Further, a function of outputting the label, the degree of matching, and the numerical value as described above may include, for example, outputting first to third candidate elements in descending order of the degree of matching. Still further, the electron microscope according to the invention may display an intensity ratio of the sample spectra obtained by electron beam irradiation at not less than two varied acceleration voltages. Furthermore, the sensitivity data may contain an intensity ratio of an X-ray spectrum of a standard specimen, including a silicon wafer, obtained at the time of obtaining the reference spectra, to an X-ray spectrum of the standard specimen, obtained immediately before matching.
Accordingly, it becomes possible to implement analysis of elements as to which spectra are overlapped with each other, and to obtain information on which element is contained in a foreign particle by checking the X-ray spectrum of the foreign particle, as well as a substrate under the foreign particle, in a region different in size, so that an electron microscope that is capable of analyzing elements and substances with high sensitivity and high precision can be provided. Further, since a difference in spectral sensitivity between instruments can be corrected by a correction curve using a standard specimen, it is sufficient to prepare one kind of database, which can be reinforced with a database acquired in another instrument without wasting the latter. Still further, even if the spectral sensitivity of the same instrument undergoes a change due to stains, etc. on the X-ray window, it is possible to effectively maintain matching with a database by acquiring a correction curve by use of a standard specimen.
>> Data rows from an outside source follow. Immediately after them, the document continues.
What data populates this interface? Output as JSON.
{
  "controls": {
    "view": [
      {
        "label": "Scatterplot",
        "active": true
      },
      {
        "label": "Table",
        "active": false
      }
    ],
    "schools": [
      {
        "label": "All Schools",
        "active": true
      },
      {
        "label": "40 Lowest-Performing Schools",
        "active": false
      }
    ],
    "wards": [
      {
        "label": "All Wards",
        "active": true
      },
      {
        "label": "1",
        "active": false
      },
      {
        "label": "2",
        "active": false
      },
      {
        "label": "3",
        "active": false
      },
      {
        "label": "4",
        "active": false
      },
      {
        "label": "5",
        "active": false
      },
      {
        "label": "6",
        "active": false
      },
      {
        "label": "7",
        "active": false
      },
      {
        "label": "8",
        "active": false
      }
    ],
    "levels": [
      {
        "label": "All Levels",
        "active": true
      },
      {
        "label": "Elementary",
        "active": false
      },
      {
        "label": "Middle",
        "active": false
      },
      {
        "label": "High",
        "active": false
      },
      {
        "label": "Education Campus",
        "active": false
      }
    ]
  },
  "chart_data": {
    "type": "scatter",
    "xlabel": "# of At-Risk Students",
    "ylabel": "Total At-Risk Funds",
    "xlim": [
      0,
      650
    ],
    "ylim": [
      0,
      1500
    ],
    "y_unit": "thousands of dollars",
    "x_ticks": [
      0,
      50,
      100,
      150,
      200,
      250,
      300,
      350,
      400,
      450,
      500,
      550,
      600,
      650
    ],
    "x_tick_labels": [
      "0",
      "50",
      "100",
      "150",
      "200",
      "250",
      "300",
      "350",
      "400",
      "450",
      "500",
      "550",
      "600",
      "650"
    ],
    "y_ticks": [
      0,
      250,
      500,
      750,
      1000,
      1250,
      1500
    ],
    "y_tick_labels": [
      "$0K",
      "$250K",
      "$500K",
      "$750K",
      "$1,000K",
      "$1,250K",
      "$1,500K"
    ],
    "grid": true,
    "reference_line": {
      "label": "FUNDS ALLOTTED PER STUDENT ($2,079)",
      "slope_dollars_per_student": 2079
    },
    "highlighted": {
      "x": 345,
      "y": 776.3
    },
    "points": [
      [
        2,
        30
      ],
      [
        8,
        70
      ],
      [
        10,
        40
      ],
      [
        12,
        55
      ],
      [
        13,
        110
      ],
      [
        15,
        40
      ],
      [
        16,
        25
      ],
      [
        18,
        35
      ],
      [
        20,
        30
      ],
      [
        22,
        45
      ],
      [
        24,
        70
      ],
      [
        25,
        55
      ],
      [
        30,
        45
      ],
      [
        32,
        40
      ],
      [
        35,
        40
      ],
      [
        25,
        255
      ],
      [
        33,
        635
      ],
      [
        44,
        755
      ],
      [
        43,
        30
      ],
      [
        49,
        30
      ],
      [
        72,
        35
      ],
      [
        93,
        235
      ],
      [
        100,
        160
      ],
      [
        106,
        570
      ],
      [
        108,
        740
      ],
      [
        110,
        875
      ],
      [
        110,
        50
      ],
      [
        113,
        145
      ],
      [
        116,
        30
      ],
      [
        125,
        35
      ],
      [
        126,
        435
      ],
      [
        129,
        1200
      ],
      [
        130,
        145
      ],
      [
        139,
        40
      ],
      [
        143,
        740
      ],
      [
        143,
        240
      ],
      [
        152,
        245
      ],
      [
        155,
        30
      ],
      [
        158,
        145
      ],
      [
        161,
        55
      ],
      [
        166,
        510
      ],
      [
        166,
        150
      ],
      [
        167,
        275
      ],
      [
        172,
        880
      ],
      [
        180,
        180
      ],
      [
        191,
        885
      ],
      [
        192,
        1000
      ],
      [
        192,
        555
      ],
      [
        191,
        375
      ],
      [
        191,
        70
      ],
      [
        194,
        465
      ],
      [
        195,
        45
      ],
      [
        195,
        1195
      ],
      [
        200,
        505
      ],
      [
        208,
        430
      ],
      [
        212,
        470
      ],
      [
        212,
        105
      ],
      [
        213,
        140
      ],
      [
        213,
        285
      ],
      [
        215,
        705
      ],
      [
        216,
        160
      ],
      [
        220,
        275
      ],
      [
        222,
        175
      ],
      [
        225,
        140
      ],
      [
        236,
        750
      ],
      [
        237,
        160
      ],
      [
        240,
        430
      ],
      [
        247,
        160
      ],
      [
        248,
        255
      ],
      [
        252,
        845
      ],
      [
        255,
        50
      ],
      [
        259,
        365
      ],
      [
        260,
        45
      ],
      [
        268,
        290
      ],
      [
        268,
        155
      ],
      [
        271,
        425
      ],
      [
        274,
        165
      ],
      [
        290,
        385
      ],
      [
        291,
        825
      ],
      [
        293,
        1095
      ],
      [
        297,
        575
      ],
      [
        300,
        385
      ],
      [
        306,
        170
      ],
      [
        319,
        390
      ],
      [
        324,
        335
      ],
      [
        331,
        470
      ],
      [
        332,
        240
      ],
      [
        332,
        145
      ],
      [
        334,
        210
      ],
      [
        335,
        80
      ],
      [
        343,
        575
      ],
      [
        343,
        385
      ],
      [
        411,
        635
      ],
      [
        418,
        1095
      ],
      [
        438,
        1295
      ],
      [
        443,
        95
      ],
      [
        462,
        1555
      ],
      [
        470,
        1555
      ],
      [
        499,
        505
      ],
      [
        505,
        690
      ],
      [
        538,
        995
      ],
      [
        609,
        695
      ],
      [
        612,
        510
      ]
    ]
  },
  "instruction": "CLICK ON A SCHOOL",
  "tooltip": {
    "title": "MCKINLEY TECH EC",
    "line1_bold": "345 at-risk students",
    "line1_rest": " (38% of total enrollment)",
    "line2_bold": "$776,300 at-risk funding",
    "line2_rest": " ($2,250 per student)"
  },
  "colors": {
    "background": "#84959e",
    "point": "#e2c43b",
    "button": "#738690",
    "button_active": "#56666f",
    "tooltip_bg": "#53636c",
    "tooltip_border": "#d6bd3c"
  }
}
(3) The electron microscope according to the invention may further comprise a memory for storing a plurality of X-ray spectra (sample spectra) at a plurality of observation points on the specimens, respectively, that have been obtained by the X-ray detector, and means for categorizing the plurality of the sample spectra into one or a plurality of groups of the sample spectra by matching them with each other and performing elemental analysis of one X-ray spectrum selected from the respective groups.
Furthermore, the electron microscope according to the invention may comprise a function of matching the sample spectra with each other for each of one or a plurality of X-ray energy regions set up so as to include respective peaks of the sample spectra.
Further, the electron microscope according to the invention may automatically categorize the plurality of the sample spectra by matching them with each other and perform elemental analysis of the plurality of the sample spectra as categorized.
Thus, it becomes possible to categorize, on the basis of representative spectra, without checking an X-ray spectrum obtained at every foreign particle point against a database every time the X-ray spectrum is obtained, so that the invention can provide an electron microscope that is capable of analyzing the elemental composition of respective foreign particles in a short time by matching the representative spectra only against the database, or performing qualitative analysis or quantitative analysis.